(Stockholm) Three people were shot and wounded in violent clashes in Sweden on Sunday between law enforcement and demonstrators protesting against a far-right group that prides itself on burning the Koran during its public gatherings, a said the police.
Posted at 1:17 p.m.
“The police fired several warning shots. Three people appear to have been hit by ricochets and are currently being treated in hospital,” police wrote in a statement.
The three injured, whose condition is not known, are also “under arrest, suspected of a crime”, it is specified.
This is the second such clash in four days in Norrkoping.
The first time, the demonstrators had protested against a rally of the anti-immigration and anti-Islam group “Hard Line”, led by the Danish-Swedish Rasmus Paludan, 40 years old.
On Sunday, they demonstrated again in view of another rally, which Mr. Paludan finally gave up.
In Norrköping, four people were arrested among the approximately 150 participants in this “violent riot”, during which stones were thrown at the police and cars were burned, said the police.
According to the health services quoted by the local news agency TT, ten people were hospitalized with minor injuries following these clashes as well as similar clashes in the neighboring town of Linköping, where “Hard Line” also gave up a expression.
Legislative candidacy
Bi-national, Rasmus Paludan, who intends to stand in the Swedish legislative elections in September but does not currently have the necessary signatures to apply, is currently on a “tour” in Sweden where he goes to neighborhoods with high Muslim population to burn the Koran there.
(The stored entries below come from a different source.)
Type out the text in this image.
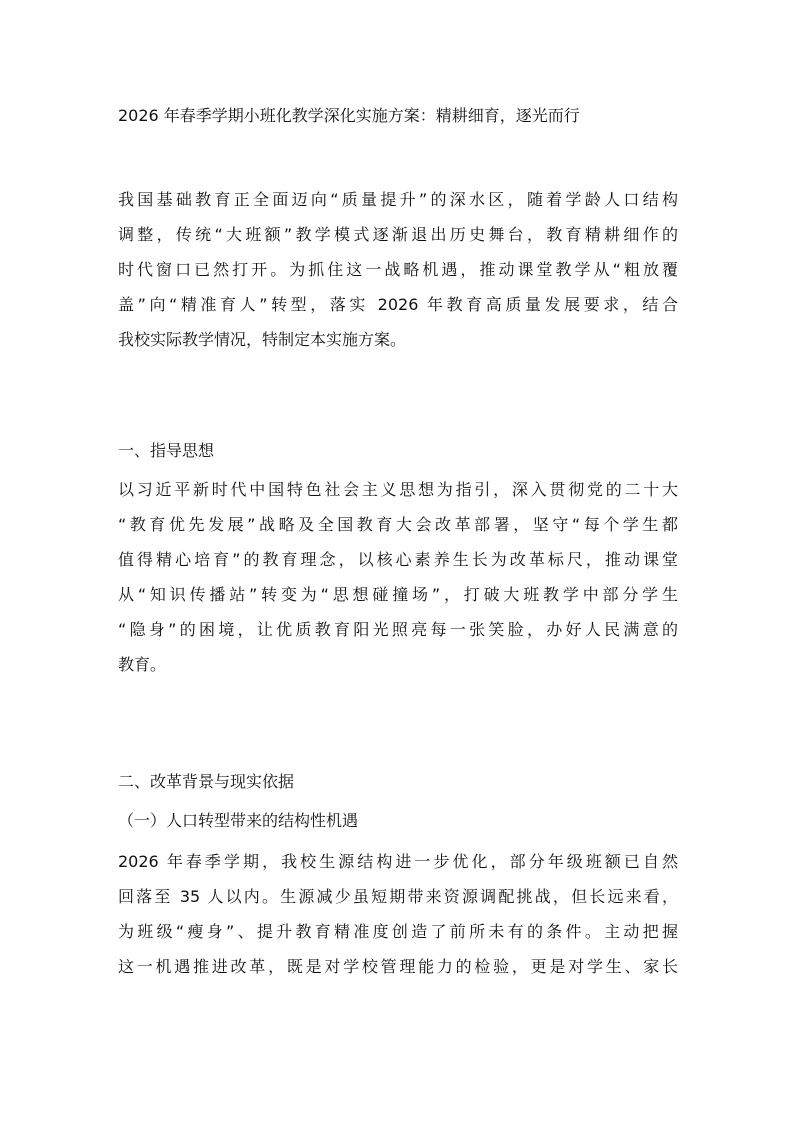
2026 年春季学期小班化教学深化实施方案：精耕细育，逐光而行
我国基础教育正全面迈向“质量提升”的深水区，随着学龄人口结构
调整，传统“大班额”教学模式逐渐退出历史舞台，教育精耕细作的
时代窗口已然打开。为抓住这一战略机遇，推动课堂教学从“粗放覆
盖”向“精准育人”转型，落实 2026 年教育高质量发展要求，结合
我校实际教学情况，特制定本实施方案。
一、指导思想
以习近平新时代中国特色社会主义思想为指引，深入贯彻党的二十大
“教育优先发展”战略及全国教育大会改革部署，坚守“每个学生都
值得精心培育”的教育理念，以核心素养生长为改革标尺，推动课堂
从“知识传播站”转变为“思想碰撞场”，打破大班教学中部分学生
“隐身”的困境，让优质教育阳光照亮每一张笑脸，办好人民满意的
教育。
二、改革背景与现实依据
（一）人口转型带来的结构性机遇
2026 年春季学期，我校生源结构进一步优化，部分年级班额已自然
回落至 35 人以内。生源减少虽短期带来资源调配挑战，但长远来看，
为班级“瘦身”、提升教育精准度创造了前所未有的条件。主动把握
这一机遇推进改革，既是对学校管理能力的检验，更是对学生、家长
In 2019, this trained lawyer, who was convicted of racist insults, had already tried his luck in Denmark, his native country, where he had collected barely 10,000 votes.
Also a youtuber, he has caused incidents on several occasions in recent years. In 2019, he burned a Quran wrapped in bacon and was blocked for a month by Facebook after posting a photo conflating immigration and crime.
On Saturday, his rally had been moved from a district of Landskrona to an isolated parking lot in Malmö, the large neighboring city, in order to avoid overflows, but a car tried to force the protective barriers whose driver was later arrested . Mr. Paludan then burned a Koran.
Later, protests erupted in different parts of Malmö, with stones and Molotov cocktails being thrown at the police.
The circuit taken by the small group has generated several clashes between the police and counter-demonstrators across the Scandinavian country in recent days.
On Thursday and Friday, around 12 police officers were injured in the clashes.
Following these events, Iraqi diplomacy announced in a press release that it had summoned the Swedish charge d’affaires on Sunday.
She believes that allowing far-right supporters to demonstrate wishing to burn a copy of the Koran is an act “provocative for the feelings of Muslims and offensive for what is sacred to them”.
And she warns of the “serious repercussions” of this case on “relations between Sweden and Muslims in general, whether in Muslim or Arab countries, or in Muslim communities in Europe”.
In November 2020, he was arrested in France and then deported. Five other activists were arrested in Belgium shortly after, accused of wanting to “spread hatred” by burning a Koran in Brussels.